いつもレスありがとうございます。皆さんの議論の流れから少しずれてしまいますが、発言お許しください。
自分は直接作業をしていませんが、消費税の導入時、引き上げ時ともに、作業をしてる人たちを見て、えらいこっちゃ、大変だ、と思った記憶が強く残っています。そのせいだと思いますが、やはり消費税率はいじって欲しくないと思います。逆にそれ以外の税金、例えば相続税なんかは大幅に引き上げるべきだと思っています。1億円以上の金融資産にたいする相続税は大幅に引き上げる代わりに、3年間の時限立法で親族に対する贈与税は(対象商品を絞った上で)原則0にするなどして、引き上げてもいいのではと思っています。
あとインフレへの恐怖感ですが、自分の世代なんかは、以前中学校、高校で必ずドイツのハイパーインフレを学ばされて、インフレって起こると大変な事になりますよ、みたいな話を聞かされたので(人によっては日教組が強い時代だったから必要以上に強調されていたと言う人もいますが、本当のところは私には判りません)その印象が強いのかもしれません。
いま、いろんな場所で実際に意思決定を行う世代、4〜60代はみんな程度の差はあれ、そういう経験があるのではないでしょうか。

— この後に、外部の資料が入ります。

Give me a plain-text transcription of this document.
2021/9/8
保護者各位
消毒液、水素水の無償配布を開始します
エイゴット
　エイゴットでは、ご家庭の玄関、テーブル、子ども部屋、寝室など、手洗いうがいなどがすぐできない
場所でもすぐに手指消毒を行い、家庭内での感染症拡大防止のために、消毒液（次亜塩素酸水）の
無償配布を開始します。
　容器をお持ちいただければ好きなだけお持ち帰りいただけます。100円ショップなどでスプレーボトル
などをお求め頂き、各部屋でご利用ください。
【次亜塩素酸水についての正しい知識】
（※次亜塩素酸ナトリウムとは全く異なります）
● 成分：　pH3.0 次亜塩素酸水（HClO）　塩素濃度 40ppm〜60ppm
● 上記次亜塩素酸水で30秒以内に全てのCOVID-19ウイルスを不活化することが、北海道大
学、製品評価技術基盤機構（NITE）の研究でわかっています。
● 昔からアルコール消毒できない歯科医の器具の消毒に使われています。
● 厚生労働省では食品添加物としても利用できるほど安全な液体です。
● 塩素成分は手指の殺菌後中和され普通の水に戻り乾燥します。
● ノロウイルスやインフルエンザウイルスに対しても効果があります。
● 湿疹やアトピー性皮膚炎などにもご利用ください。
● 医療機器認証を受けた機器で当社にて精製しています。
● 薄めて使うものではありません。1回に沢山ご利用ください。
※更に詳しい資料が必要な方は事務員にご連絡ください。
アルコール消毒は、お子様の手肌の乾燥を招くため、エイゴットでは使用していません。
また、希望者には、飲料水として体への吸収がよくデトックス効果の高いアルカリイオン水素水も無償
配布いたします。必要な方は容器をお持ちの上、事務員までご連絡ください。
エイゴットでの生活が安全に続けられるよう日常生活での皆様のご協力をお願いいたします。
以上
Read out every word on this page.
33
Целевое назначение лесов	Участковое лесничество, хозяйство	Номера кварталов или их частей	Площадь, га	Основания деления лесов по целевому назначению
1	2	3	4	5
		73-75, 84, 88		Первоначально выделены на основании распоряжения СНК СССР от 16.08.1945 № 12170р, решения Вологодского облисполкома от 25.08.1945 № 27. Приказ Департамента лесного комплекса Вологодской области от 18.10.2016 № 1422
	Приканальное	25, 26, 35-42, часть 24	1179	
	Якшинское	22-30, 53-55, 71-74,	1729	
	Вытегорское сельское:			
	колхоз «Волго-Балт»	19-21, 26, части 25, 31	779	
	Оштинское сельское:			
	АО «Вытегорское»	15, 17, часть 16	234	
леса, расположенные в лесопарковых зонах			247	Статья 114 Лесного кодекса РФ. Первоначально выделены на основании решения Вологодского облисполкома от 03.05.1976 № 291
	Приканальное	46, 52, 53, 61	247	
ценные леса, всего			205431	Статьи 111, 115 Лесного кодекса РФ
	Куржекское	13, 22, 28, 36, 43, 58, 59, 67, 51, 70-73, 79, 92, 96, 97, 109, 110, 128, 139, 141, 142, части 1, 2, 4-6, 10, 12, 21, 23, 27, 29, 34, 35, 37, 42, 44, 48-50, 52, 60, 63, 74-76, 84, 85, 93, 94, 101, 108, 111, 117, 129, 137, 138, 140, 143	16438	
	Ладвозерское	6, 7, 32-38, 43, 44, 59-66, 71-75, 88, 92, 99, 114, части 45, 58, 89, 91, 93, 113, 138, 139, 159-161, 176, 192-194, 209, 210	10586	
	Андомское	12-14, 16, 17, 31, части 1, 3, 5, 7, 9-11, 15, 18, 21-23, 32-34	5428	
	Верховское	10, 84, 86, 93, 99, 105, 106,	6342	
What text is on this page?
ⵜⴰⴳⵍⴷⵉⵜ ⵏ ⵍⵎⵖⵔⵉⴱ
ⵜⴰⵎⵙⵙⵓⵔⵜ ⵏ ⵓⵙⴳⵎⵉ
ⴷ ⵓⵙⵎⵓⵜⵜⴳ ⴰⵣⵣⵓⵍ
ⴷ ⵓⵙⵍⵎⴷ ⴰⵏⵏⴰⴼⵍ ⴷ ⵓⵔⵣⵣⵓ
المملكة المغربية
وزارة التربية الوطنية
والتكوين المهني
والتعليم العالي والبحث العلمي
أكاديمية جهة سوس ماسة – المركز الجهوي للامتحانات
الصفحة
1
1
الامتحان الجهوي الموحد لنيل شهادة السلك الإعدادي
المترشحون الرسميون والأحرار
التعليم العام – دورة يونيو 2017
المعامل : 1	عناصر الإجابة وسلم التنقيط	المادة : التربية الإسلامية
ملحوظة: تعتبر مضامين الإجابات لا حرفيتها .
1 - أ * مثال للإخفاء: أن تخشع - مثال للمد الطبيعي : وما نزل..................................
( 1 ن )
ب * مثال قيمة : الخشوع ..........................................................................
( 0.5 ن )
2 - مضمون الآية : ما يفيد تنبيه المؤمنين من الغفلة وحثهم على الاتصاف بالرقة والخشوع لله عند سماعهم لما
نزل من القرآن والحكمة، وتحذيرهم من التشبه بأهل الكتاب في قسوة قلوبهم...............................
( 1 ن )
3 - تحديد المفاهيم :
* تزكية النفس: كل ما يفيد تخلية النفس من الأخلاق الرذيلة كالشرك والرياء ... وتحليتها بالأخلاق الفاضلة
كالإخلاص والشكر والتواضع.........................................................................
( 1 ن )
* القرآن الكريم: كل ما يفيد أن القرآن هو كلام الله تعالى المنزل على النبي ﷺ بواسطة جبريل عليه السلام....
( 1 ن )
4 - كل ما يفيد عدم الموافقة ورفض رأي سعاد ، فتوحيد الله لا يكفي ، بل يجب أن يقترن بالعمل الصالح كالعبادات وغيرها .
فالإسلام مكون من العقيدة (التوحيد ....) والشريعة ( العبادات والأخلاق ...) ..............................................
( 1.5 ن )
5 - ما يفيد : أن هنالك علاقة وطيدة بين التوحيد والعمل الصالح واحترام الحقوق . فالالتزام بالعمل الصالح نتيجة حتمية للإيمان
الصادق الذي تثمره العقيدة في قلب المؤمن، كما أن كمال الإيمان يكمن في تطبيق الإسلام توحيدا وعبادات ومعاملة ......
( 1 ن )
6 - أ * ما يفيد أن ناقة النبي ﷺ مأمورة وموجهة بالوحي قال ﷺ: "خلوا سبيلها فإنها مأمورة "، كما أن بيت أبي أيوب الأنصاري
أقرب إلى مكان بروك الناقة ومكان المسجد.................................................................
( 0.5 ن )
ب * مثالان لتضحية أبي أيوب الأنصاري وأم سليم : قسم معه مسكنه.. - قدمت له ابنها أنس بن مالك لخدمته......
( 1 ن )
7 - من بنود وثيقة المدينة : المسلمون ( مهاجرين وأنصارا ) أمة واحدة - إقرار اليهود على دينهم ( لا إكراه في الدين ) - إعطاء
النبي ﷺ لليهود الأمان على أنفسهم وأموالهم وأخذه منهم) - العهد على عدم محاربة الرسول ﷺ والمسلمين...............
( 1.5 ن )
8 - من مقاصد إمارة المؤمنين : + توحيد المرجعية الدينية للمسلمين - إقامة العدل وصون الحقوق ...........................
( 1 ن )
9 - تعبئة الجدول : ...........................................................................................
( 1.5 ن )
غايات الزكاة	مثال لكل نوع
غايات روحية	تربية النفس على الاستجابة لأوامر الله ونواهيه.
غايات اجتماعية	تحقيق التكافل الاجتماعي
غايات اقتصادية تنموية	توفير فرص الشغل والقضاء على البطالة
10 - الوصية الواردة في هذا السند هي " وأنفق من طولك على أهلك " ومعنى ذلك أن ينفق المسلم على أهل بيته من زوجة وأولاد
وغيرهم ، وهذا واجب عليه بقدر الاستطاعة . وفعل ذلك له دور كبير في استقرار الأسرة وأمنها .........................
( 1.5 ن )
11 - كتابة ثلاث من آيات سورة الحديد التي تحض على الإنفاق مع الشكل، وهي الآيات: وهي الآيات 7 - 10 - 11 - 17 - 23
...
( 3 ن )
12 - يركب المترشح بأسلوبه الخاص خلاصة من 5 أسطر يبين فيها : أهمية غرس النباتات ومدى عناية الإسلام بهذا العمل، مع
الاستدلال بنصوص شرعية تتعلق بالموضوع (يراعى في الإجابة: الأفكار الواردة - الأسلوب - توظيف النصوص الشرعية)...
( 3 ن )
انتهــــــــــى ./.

消費税税率変更の作業の大変さを考えると、確かにそう簡単にはいじれない税金という感じはしますね。このあたりは理論だけ考えていては分からないところです。
相続税の大幅アップも一つの方法ですね。機会の平等という観点から見ても、もっと検討されるべきでしょう。
インフレへの恐怖感は、戦後直後の混乱期や第一次石油ショックの狂乱物価の経験もあるので、恐怖感を煽りやすい状況なのでしょう。
ハイパーインフレばかり学ばされて、大恐慌期などのデフレがあまり教えられないというのもどうかとは思いますが。
しかし、一般人だけでなく、経済政策の専門家ですらインフレを怖れるのは困りものですね。
この状況で「3年後に消費税引き上げ」なんて言うのは、自ら不況を招き寄せているようなものですよねえ。
とにかく、今は何らかの方法で国民にお金を回すべきだと思います。消費税減税でも給付金でも公共事業でも、何もしないよりはよほどマシでしょう。バラマキ批判なんて、景気が回復してからすれば良いんですよ。